Zulassungsbehörden wie die FDA sind nicht nur offen für RWE (Einhaltung von Qualitätsstandards vorausgesetzt), sondern setzen sie bei Zulassungsentscheidungen auch aktiv ein. Bereits 2017 genehmigte die FDA ein neues Verfahren für einen transkatheteralen Aortenklappenersatz (TAVR) und wertete dabei eine Datenbank mit mehr als 100.000 TAVR-Aufzeichnungen aus. Im Jahr 2021 genehmigte die FDA eine neue Indikation für Prograf (Tacrolimus) auf Grundlage von RWE aus einer nicht-interventionellen Studie.
Analysen von RWE können die Risiken von medikamentösen Leberschäden besser quantifizieren als Einzelfallmeldungen: In elektronischen Krankenakten von fast 8 Millionen Patienten des U.S. Department of Veterans Affairs wurden 1.739 (0,02 %) stationäre Einweisungen wegen schwerer akuter Leberschäden identifiziert. Diese Daten erlaubten eine bessere Eingrenzung von potenziell lebertoxischen Medikamenten auf rund ein Dutzend mit dem höchsten Potenzial für Leberschäden. Die höchsten Inzidenzen von 86 Lebertoxizitätsereignissen pro 10.000 Personenjahren zeigten ein Reverse-Transkriptase-Hemmer zur Behandlung von HIV.
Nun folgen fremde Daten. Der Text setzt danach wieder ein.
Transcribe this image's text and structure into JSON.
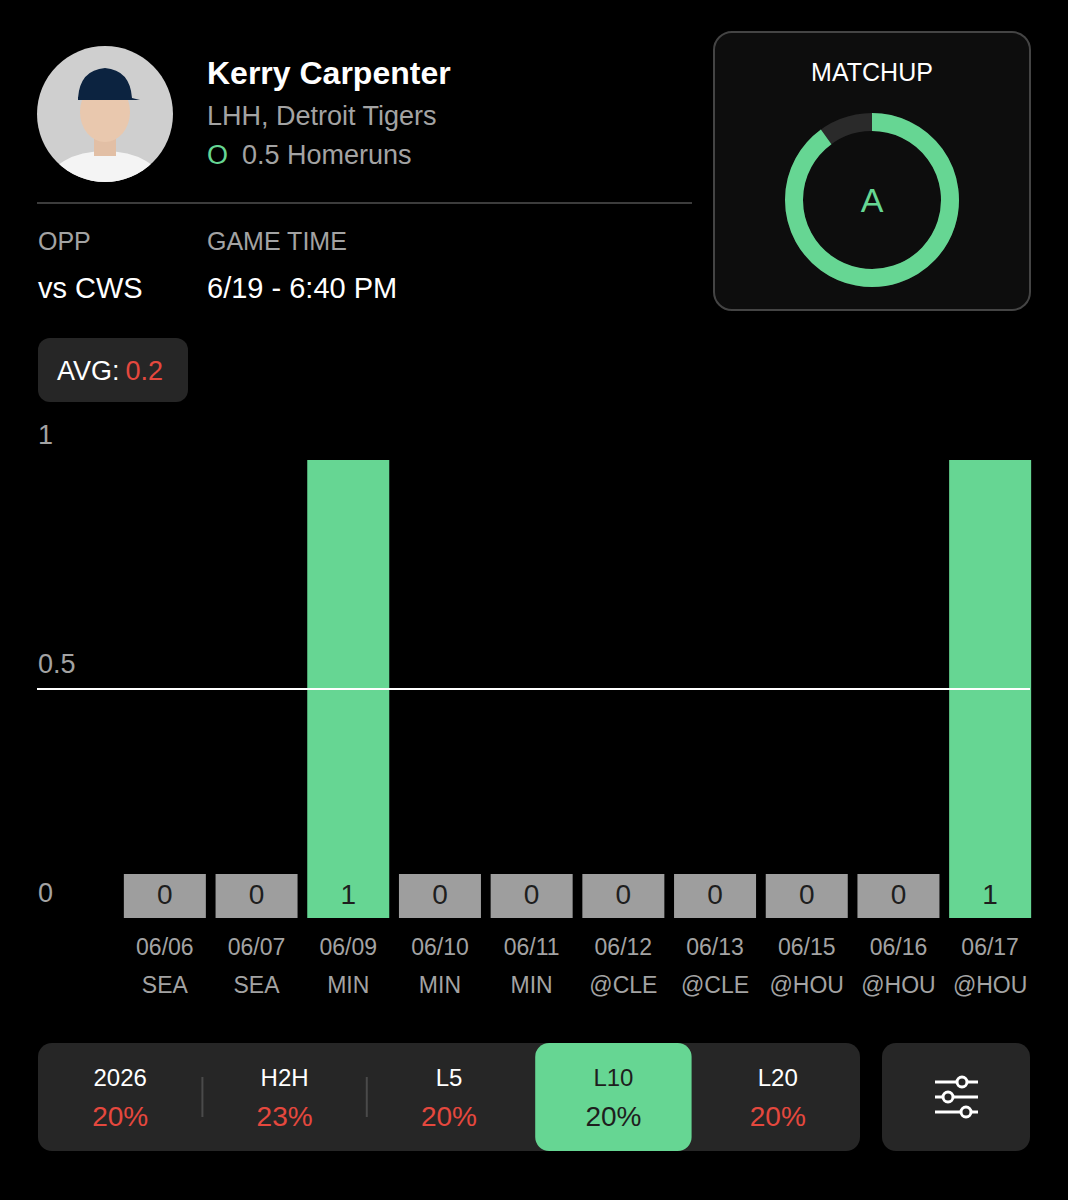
{
  "header": {
    "player": "Kerry Carpenter",
    "team": "LHH, Detroit Tigers",
    "prop_marker": "O",
    "prop": "0.5 Homeruns",
    "opp_label": "OPP",
    "opp": "vs CWS",
    "time_label": "GAME TIME",
    "time": "6/19 - 6:40 PM",
    "matchup_label": "MATCHUP",
    "matchup_grade": "A",
    "avg_label": "AVG:",
    "avg": 0.2
  },
  "chart_data": {
    "type": "bar",
    "categories": [
      "06/06 SEA",
      "06/07 SEA",
      "06/09 MIN",
      "06/10 MIN",
      "06/11 MIN",
      "06/12 @CLE",
      "06/13 @CLE",
      "06/15 @HOU",
      "06/16 @HOU",
      "06/17 @HOU"
    ],
    "values": [
      0,
      0,
      1,
      0,
      0,
      0,
      0,
      0,
      0,
      1
    ],
    "colors": [
      "#9e9e9e",
      "#9e9e9e",
      "#66d693",
      "#9e9e9e",
      "#9e9e9e",
      "#9e9e9e",
      "#9e9e9e",
      "#9e9e9e",
      "#9e9e9e",
      "#66d693"
    ],
    "ylim": [
      0,
      1
    ],
    "yticks": [
      0,
      0.5,
      1
    ],
    "threshold": 0.5,
    "grid": false,
    "data_labels": true
  },
  "tabs": [
    {
      "label": "2026",
      "value": "20%",
      "selected": false
    },
    {
      "label": "H2H",
      "value": "23%",
      "selected": false
    },
    {
      "label": "L5",
      "value": "20%",
      "selected": false
    },
    {
      "label": "L10",
      "value": "20%",
      "selected": true
    },
    {
      "label": "L20",
      "value": "20%",
      "selected": false
    }
  ]
}
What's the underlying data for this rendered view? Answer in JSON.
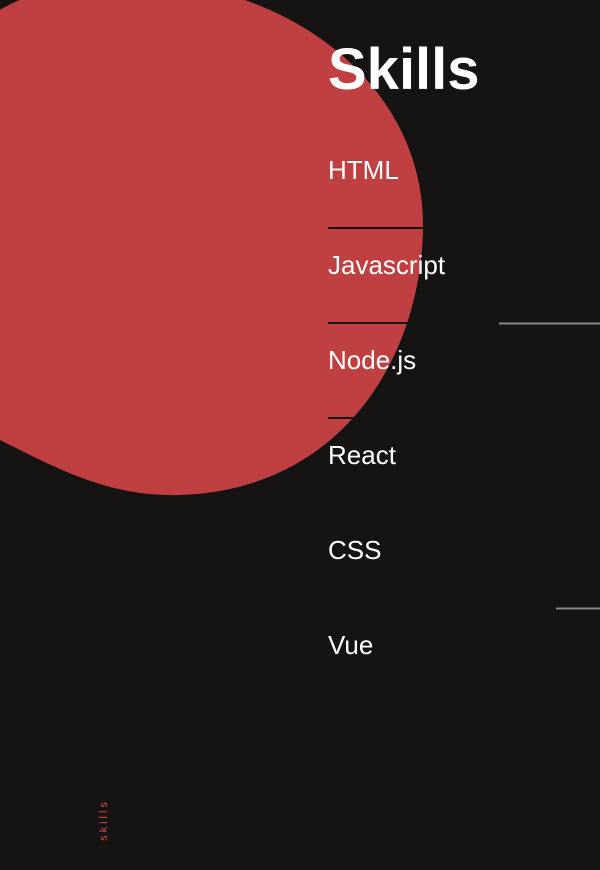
{
  "title": "Skills",
  "skills": [
    "HTML",
    "Javascript",
    "Node.js",
    "React",
    "CSS",
    "Vue"
  ],
  "side_label": "skills"
}
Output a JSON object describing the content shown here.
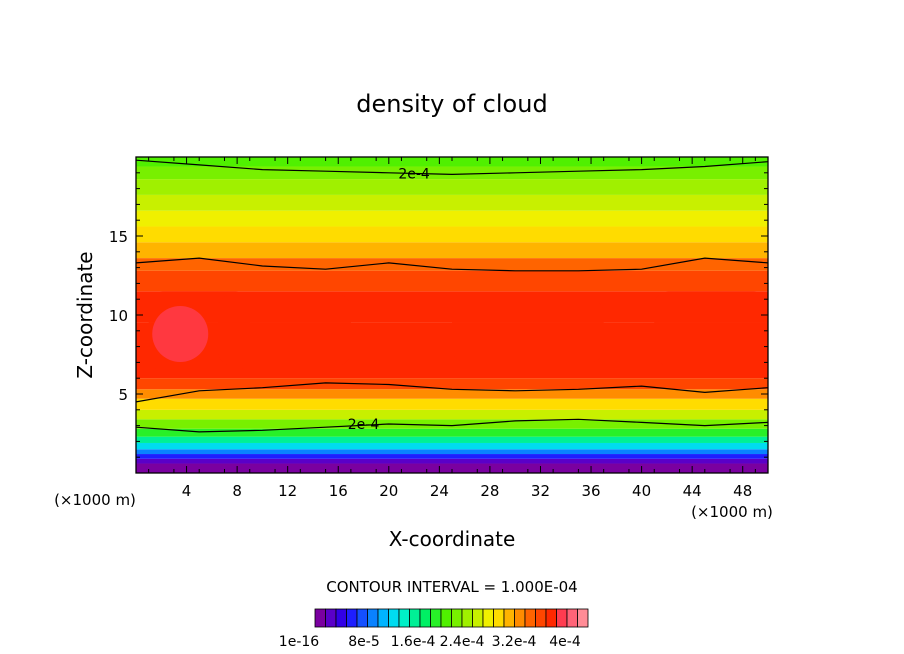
{
  "chart_data": {
    "type": "heatmap",
    "title": "density of cloud",
    "xlabel": "X-coordinate",
    "ylabel": "Z-coordinate",
    "x_unit": "(×1000 m)",
    "y_unit": "(×1000 m)",
    "xlim": [
      0,
      50
    ],
    "ylim": [
      0,
      20
    ],
    "x_ticks": [
      4,
      8,
      12,
      16,
      20,
      24,
      28,
      32,
      36,
      40,
      44,
      48
    ],
    "y_ticks": [
      5,
      10,
      15
    ],
    "contour_lines": [
      {
        "label": "2e-4",
        "x": 22,
        "z": 18.95,
        "approx_z": [
          19.8,
          19.5,
          19.2,
          19.1,
          19.0,
          18.9,
          19.0,
          19.1,
          19.2,
          19.4,
          19.7
        ]
      },
      {
        "label": "",
        "x": null,
        "z": null,
        "approx_z": [
          13.3,
          13.6,
          13.1,
          12.9,
          13.3,
          12.9,
          12.8,
          12.8,
          12.9,
          13.6,
          13.3
        ]
      },
      {
        "label": "",
        "x": null,
        "z": null,
        "approx_z": [
          4.5,
          5.2,
          5.4,
          5.7,
          5.6,
          5.3,
          5.2,
          5.3,
          5.5,
          5.1,
          5.4
        ]
      },
      {
        "label": "2e-4",
        "x": 18,
        "z": 3.1,
        "approx_z": [
          2.9,
          2.6,
          2.7,
          2.9,
          3.1,
          3.0,
          3.3,
          3.4,
          3.2,
          3.0,
          3.2
        ]
      }
    ],
    "colorbar": {
      "title": "CONTOUR INTERVAL = 1.000E-04",
      "tick_labels": [
        "1e-16",
        "8e-5",
        "1.6e-4",
        "2.4e-4",
        "3.2e-4",
        "4e-4"
      ],
      "colors": [
        "#7a00a0",
        "#5a00c8",
        "#3200e6",
        "#1e1eff",
        "#1450ff",
        "#0a82ff",
        "#00b4ff",
        "#00dcf0",
        "#00f0c8",
        "#00f096",
        "#00f064",
        "#28f028",
        "#50f000",
        "#78f000",
        "#a0f000",
        "#c8f000",
        "#f0f000",
        "#ffdc00",
        "#ffb400",
        "#ff8c00",
        "#ff6400",
        "#ff4600",
        "#ff2800",
        "#ff3c50",
        "#ff6478",
        "#ff8c96"
      ]
    }
  }
}
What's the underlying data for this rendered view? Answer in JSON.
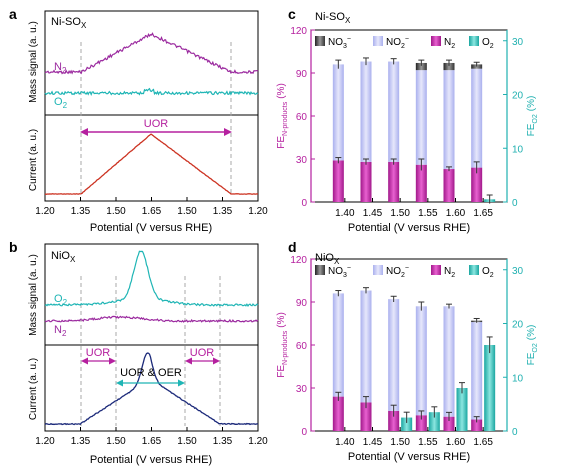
{
  "panels": {
    "a": {
      "letter": "a",
      "top_title": "Ni-SO",
      "top_title_sub": "X",
      "ms_ylabel": "Mass signal (a. u.)",
      "cur_ylabel": "Current (a. u.)",
      "trace1_label": "N",
      "trace1_sub": "2",
      "trace2_label": "O",
      "trace2_sub": "2",
      "region_label": "UOR",
      "xticks": [
        "1.20",
        "1.35",
        "1.50",
        "1.65",
        "1.50",
        "1.35",
        "1.20"
      ],
      "xlabel": "Potential (V versus RHE)"
    },
    "b": {
      "letter": "b",
      "top_title": "NiO",
      "top_title_sub": "X",
      "ms_ylabel": "Mass signal (a. u.)",
      "cur_ylabel": "Current (a. u.)",
      "trace1_label": "O",
      "trace1_sub": "2",
      "trace2_label": "N",
      "trace2_sub": "2",
      "region_left": "UOR",
      "region_right": "UOR",
      "region_mid": "UOR & OER",
      "xticks": [
        "1.20",
        "1.35",
        "1.50",
        "1.65",
        "1.50",
        "1.35",
        "1.20"
      ],
      "xlabel": "Potential (V versus RHE)"
    },
    "c": {
      "letter": "c",
      "title": "Ni-SO",
      "title_sub": "X"
    },
    "d": {
      "letter": "d",
      "title": "NiO",
      "title_sub": "X"
    }
  },
  "colors": {
    "n2": "#9b2a9f",
    "o2": "#1fb5b5",
    "current_a": "#cc3322",
    "current_b": "#1c2a7a",
    "no3": "#555555",
    "no2": "#c3c6f2",
    "n2bar": "#cc22aa",
    "o2bar": "#3cc6c0",
    "left_axis": "#b5209f",
    "right_axis": "#1fb0b0",
    "dash": "#aaaaaa"
  },
  "chart_data": [
    {
      "panel": "c",
      "type": "bar",
      "categories": [
        "1.40",
        "1.45",
        "1.50",
        "1.55",
        "1.60",
        "1.65"
      ],
      "xlabel": "Potential (V versus RHE)",
      "ylabel_left": "FE",
      "ylabel_left_sub": "N-products",
      "ylabel_left_unit": "(%)",
      "ylabel_right": "FE",
      "ylabel_right_sub": "O2",
      "ylabel_right_unit": "(%)",
      "ylim_left": [
        0,
        120
      ],
      "yticks_left": [
        "0",
        "30",
        "60",
        "90",
        "120"
      ],
      "ylim_right": [
        0,
        32
      ],
      "yticks_right": [
        "0",
        "10",
        "20",
        "30"
      ],
      "legend": [
        {
          "label": "NO",
          "sub": "3",
          "sup": "−",
          "color": "#555555"
        },
        {
          "label": "NO",
          "sub": "2",
          "sup": "−",
          "color": "#c3c6f2"
        },
        {
          "label": "N",
          "sub": "2",
          "sup": "",
          "color": "#cc22aa"
        },
        {
          "label": "O",
          "sub": "2",
          "sup": "",
          "color": "#3cc6c0"
        }
      ],
      "series": [
        {
          "name": "N2",
          "axis": "left",
          "values": [
            29,
            28,
            28,
            26,
            23,
            24
          ],
          "errors": [
            2,
            2,
            2,
            4,
            1.5,
            4
          ]
        },
        {
          "name": "NO2-",
          "axis": "left",
          "stack_base": "N2",
          "values": [
            67,
            70,
            70,
            66,
            69,
            69
          ],
          "errors": [
            3,
            2.5,
            2,
            2,
            2,
            1.5
          ]
        },
        {
          "name": "NO3-",
          "axis": "left",
          "stack_base": "N2+NO2-",
          "values": [
            0,
            0,
            0,
            5,
            5,
            3
          ]
        },
        {
          "name": "O2",
          "axis": "right",
          "values": [
            0,
            0,
            0,
            0,
            0,
            0.5
          ],
          "errors": [
            0,
            0,
            0,
            0,
            0,
            0.8
          ]
        }
      ]
    },
    {
      "panel": "d",
      "type": "bar",
      "categories": [
        "1.40",
        "1.45",
        "1.50",
        "1.55",
        "1.60",
        "1.65"
      ],
      "xlabel": "Potential (V versus RHE)",
      "ylabel_left": "FE",
      "ylabel_left_sub": "N-products",
      "ylabel_left_unit": "(%)",
      "ylabel_right": "FE",
      "ylabel_right_sub": "O2",
      "ylabel_right_unit": "(%)",
      "ylim_left": [
        0,
        120
      ],
      "yticks_left": [
        "0",
        "30",
        "60",
        "90",
        "120"
      ],
      "ylim_right": [
        0,
        32
      ],
      "yticks_right": [
        "0",
        "10",
        "20",
        "30"
      ],
      "legend": [
        {
          "label": "NO",
          "sub": "3",
          "sup": "−",
          "color": "#555555"
        },
        {
          "label": "NO",
          "sub": "2",
          "sup": "−",
          "color": "#c3c6f2"
        },
        {
          "label": "N",
          "sub": "2",
          "sup": "",
          "color": "#cc22aa"
        },
        {
          "label": "O",
          "sub": "2",
          "sup": "",
          "color": "#3cc6c0"
        }
      ],
      "series": [
        {
          "name": "N2",
          "axis": "left",
          "values": [
            24,
            20,
            14,
            11,
            10,
            8
          ],
          "errors": [
            3,
            4,
            4,
            3,
            3,
            2
          ]
        },
        {
          "name": "NO2-",
          "axis": "left",
          "stack_base": "N2",
          "values": [
            72,
            78,
            78,
            76,
            77,
            68
          ],
          "errors": [
            2,
            2,
            2,
            3,
            1.5,
            1.5
          ]
        },
        {
          "name": "NO3-",
          "axis": "left",
          "stack_base": "N2+NO2-",
          "values": [
            0,
            0,
            0,
            0,
            0,
            1
          ]
        },
        {
          "name": "O2",
          "axis": "right",
          "values": [
            0,
            0,
            2.5,
            3.5,
            8,
            16
          ],
          "errors": [
            0,
            0,
            1,
            1,
            1,
            1.5
          ]
        }
      ]
    }
  ]
}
RWE eröffnet damit eine neue Ära der medizinischen Forschung und des wissenschaftlichen Erkenntnisgewinns. Voraussetzungen dafür sind allerdings eine reibungslose und fehlerfreie Einführung der ePA, einschließlich auswertbarer strukturierter Datenfelder, damit Deutschland in der „Aufholjagd bei der Digitalisierung des Gesundheitswesens“ mithalten kann.